Speaking of Henry, talk about doing a menacing and scary character wrong. Original Henry was a slow burn, starting out as a typical, if not slightly more dangerous, bully and escalating to every kid’s true nightmare by the end of the childhood events. New Henry is already at 9.5-out-of-10 on the rage scale when we first meet him. The scene is still the same, with Henry (and his goons) grabbing Ben and threatening to carve his name into Ben’s stomach. In the original, the threat was terrifying enough, but this time Henry makes it as far as carving a full letter H, somehow making it less terrifying. Like with getting a shot at the doctor, the idea is far scarier than the actual occurrence and this movie forgot that. That 9.5 never goes lower, as Henry screams most of his dialogue and always looks like Al Pacino in Scarface (you know the scene).

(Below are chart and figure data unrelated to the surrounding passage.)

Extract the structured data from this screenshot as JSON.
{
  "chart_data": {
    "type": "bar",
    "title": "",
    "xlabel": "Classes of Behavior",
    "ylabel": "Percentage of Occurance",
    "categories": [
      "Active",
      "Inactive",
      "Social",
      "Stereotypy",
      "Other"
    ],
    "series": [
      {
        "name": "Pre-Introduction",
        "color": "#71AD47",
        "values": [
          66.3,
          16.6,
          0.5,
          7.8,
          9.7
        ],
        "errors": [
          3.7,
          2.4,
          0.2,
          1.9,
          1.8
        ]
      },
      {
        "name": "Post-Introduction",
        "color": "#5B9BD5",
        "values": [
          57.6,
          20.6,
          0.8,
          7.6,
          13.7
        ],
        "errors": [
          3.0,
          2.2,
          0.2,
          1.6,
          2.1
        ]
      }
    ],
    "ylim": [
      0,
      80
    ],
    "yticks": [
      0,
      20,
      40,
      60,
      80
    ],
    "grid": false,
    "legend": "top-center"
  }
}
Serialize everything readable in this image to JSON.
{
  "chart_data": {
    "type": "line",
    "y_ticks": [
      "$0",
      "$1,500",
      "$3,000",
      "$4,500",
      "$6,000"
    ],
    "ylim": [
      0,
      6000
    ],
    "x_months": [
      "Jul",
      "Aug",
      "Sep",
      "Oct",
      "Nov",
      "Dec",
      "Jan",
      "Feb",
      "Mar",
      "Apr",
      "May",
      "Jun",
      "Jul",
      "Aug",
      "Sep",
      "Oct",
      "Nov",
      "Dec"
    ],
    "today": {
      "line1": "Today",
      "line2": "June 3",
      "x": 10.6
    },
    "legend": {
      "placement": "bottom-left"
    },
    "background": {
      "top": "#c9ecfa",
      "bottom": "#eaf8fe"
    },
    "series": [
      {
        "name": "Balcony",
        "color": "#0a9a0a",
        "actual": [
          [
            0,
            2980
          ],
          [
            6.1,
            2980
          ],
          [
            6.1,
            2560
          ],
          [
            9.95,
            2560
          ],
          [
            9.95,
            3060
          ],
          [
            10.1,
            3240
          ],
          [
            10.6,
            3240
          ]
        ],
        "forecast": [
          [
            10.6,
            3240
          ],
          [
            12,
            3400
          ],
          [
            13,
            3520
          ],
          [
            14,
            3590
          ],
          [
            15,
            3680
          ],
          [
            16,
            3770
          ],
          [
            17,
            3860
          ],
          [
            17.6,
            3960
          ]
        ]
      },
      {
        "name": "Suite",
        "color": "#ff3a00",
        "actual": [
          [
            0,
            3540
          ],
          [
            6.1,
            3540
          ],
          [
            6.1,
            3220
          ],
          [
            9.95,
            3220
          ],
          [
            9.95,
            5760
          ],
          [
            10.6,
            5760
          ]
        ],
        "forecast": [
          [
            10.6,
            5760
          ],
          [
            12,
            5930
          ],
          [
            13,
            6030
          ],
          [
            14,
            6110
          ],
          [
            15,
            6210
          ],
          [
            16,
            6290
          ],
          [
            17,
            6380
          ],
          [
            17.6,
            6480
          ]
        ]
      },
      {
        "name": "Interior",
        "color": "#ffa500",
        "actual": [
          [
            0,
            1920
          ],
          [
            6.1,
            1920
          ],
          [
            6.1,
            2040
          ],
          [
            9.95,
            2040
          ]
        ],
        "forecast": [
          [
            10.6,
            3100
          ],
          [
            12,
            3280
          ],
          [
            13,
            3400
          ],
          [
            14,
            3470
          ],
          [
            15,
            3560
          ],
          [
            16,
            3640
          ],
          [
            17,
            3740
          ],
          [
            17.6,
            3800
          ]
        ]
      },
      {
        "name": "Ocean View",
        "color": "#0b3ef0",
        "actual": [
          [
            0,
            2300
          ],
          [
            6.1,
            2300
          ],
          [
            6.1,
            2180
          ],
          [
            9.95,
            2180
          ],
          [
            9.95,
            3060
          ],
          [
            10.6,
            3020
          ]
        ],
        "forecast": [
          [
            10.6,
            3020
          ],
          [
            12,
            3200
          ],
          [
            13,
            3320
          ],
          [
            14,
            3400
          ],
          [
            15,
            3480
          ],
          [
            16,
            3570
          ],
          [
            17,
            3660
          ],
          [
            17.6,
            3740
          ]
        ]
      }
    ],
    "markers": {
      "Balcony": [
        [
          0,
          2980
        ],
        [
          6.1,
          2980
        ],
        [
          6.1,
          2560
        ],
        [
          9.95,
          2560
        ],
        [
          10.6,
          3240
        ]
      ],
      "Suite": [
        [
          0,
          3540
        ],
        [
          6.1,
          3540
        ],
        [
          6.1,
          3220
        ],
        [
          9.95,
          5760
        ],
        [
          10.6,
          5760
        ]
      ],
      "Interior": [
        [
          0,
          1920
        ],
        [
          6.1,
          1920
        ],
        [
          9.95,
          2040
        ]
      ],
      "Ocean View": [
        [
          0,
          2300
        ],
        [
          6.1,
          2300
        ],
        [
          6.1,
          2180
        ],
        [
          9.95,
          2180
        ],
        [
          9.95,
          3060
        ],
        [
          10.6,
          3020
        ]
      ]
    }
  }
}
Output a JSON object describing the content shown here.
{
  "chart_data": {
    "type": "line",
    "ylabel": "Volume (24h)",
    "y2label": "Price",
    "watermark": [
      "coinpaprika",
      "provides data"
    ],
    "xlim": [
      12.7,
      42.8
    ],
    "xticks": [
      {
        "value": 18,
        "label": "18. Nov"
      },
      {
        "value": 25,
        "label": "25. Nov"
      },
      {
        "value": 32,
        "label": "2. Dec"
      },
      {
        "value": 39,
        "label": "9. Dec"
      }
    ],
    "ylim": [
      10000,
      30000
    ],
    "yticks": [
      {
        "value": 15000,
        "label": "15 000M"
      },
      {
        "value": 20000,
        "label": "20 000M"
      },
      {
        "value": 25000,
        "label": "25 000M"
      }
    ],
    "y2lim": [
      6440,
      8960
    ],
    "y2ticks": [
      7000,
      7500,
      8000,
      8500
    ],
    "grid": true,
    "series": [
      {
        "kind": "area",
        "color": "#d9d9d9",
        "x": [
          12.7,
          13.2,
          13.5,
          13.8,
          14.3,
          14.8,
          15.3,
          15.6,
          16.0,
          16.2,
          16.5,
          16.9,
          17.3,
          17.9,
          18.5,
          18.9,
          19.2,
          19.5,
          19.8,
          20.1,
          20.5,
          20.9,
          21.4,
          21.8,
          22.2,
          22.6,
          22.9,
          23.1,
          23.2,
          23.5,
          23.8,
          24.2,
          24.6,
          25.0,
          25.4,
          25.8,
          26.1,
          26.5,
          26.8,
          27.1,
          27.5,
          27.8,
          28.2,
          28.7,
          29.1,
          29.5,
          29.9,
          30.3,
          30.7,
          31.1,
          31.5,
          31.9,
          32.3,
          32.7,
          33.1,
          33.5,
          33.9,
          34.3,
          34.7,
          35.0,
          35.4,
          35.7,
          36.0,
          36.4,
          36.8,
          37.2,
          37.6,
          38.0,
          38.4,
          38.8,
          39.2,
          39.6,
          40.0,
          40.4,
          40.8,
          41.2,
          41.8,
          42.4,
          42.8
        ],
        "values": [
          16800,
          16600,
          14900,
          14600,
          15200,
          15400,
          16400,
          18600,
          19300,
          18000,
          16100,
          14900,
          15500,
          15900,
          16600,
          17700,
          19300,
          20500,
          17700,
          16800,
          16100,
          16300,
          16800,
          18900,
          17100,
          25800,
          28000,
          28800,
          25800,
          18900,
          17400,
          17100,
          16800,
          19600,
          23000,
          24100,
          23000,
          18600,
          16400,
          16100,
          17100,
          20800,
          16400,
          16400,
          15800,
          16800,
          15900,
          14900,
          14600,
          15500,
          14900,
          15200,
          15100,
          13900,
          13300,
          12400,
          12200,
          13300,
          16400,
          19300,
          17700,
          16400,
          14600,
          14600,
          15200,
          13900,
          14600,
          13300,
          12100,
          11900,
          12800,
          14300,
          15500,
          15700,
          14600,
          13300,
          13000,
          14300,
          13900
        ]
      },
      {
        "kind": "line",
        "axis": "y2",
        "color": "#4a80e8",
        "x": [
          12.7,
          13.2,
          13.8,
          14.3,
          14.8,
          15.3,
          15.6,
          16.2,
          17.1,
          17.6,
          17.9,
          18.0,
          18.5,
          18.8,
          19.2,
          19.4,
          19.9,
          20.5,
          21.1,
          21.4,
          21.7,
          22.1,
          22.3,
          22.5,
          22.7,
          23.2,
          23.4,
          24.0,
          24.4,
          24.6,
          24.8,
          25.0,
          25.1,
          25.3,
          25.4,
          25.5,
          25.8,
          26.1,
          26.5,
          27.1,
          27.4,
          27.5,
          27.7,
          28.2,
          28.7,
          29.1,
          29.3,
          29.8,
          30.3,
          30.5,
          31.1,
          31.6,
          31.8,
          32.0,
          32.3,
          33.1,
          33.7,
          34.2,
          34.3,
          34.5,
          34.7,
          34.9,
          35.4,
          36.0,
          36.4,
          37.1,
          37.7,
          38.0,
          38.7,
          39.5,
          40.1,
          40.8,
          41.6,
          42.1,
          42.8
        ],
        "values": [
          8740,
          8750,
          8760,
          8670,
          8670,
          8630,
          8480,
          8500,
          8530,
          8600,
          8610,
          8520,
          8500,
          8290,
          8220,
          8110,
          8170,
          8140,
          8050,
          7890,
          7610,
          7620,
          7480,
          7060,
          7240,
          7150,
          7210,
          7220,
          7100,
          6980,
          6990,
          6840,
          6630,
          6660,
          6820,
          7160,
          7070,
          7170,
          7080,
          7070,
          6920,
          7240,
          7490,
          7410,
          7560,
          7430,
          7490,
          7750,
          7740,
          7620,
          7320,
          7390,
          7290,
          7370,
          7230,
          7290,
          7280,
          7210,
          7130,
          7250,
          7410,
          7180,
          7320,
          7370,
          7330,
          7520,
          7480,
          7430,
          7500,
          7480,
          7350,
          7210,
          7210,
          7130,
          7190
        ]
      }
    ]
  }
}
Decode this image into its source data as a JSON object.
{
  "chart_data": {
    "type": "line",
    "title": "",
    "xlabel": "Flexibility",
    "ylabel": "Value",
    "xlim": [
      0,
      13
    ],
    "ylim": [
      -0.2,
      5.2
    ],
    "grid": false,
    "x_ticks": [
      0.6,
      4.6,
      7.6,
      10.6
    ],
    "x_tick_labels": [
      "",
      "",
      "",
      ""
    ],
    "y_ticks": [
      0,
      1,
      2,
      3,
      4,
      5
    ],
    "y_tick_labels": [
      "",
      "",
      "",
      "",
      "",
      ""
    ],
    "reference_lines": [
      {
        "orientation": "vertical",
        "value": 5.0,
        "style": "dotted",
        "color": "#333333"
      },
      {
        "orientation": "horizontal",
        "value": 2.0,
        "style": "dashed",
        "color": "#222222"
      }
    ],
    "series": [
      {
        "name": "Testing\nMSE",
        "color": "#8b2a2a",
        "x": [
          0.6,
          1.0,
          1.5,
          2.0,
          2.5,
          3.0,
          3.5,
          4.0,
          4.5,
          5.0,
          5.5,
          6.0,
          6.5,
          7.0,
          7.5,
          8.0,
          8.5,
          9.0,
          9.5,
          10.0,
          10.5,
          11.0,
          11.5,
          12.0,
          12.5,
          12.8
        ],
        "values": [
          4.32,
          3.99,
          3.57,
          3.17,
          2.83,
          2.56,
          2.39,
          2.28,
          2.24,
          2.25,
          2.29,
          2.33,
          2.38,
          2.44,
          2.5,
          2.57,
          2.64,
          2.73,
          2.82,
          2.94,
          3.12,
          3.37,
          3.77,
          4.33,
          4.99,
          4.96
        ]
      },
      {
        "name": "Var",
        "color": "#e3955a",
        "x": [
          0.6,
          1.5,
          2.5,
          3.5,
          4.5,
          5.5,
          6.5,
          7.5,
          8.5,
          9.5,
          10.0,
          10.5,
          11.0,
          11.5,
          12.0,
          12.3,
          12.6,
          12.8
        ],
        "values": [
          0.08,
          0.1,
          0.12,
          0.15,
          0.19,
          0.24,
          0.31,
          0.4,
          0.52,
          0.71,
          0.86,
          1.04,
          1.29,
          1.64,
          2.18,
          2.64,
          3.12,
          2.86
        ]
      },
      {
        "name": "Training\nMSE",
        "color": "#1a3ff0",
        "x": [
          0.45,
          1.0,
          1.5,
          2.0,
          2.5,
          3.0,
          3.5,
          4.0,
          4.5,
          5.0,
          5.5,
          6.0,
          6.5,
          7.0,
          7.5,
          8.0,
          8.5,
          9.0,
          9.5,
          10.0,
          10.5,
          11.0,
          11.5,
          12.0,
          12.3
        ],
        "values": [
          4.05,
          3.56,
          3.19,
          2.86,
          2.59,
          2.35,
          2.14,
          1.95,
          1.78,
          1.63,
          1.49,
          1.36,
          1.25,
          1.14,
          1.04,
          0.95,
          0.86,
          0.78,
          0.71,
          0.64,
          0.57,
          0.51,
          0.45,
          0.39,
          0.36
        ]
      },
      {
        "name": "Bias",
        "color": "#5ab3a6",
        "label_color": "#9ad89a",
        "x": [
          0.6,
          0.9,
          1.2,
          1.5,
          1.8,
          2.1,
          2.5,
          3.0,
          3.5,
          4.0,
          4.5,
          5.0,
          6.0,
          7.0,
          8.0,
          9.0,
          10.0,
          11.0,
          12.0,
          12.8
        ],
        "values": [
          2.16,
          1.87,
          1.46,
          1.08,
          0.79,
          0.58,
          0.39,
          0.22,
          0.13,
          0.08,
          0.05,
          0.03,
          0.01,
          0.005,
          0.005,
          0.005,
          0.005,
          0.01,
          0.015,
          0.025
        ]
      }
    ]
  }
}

And that’s really the crux of why this movie didn’t quite do it for me. More is not always better. Doubling down on singular traits is what shallow shit like Fast and Furious does, which brings me to Pennywise (Bill Skarsgard). Original Pennywise is the traditional trickster character, appearing as a clown because kids like clowns (despite modern pop-culture) and that is how Pennywise ensnares them. At times, he looks like a regular clown and is charming until Tim Curry kicks it into his evil gear. New Pennywise only has the one, evil gear and is so evil-looking he might as well be wearing a sign reading “keep back at least 200 feet.” Skarsgard spends the entire film staring out from underneath furrowed brows and mumble-hissing his lines. Yes, this is much more obviously scary Pennywise, but all of the nuance is gone. It works for this movie because that is likely what the director envisioned, but it only scares on a surface level.
I’ve got your nuance right here.
On the note of less-is-more, there are a couple of elements that stand out as poor creative decisions. The first is Pennywise’s “scary” teeth, which, thanks to CGI, appear to have been ripped out of a Langolier. The second are the decisions to show us things that the original only implied. The stomach carving, Pennywise biting off Georgie’s arm, and Pennywise clamping down on Stan’s face (which Stan miraculously survives) are just some of the examples. The third, and most glaring, is the rock fight scene. It’s put to rock music and incorporates slow motion shots and dumb slapstick humor. This was a pivotal scene in the original film and this new version treats it like drunk karaoke. There are also the standard horror movie clichs like the kids wandering off in a haunted house and Pennywise inexplicably not killing the children despite having at least three of them dead to rights (again, he literally has his teeth clamped down over Stan’s face at one point). They even shoe-horn in the line “beep-beep Richie,” which will make zero sense to anyone who hasn’t seen the original or read the book because, in this film, Pennywise says it to Richie while chasing him and it’s the only time the line is used in the entire film. It literally makes no sense in this context, even as a line from a clown.
I realize I’m being harsh on a movie that I said is a pretty solid horror flick and you might think it’s all because of how I feel about the original and the book, but you’d be wrong. This movie’s issues are its own and would still be there if the original and source material never existed. They just look worse in comparison. On the flipside, they kept the story intact and the story is great. Between that and the good scary scenes (notably, the garage-projector scene, the synagogue scene, and the clown-room scene), I can honestly say it’s a solid movie that’s not without some issues. And, yes, I do miss Tim Curry. Like I said, nostalgia.
Rating: Ask for three dollars back and hope they do Pennywise right in Chapter 2.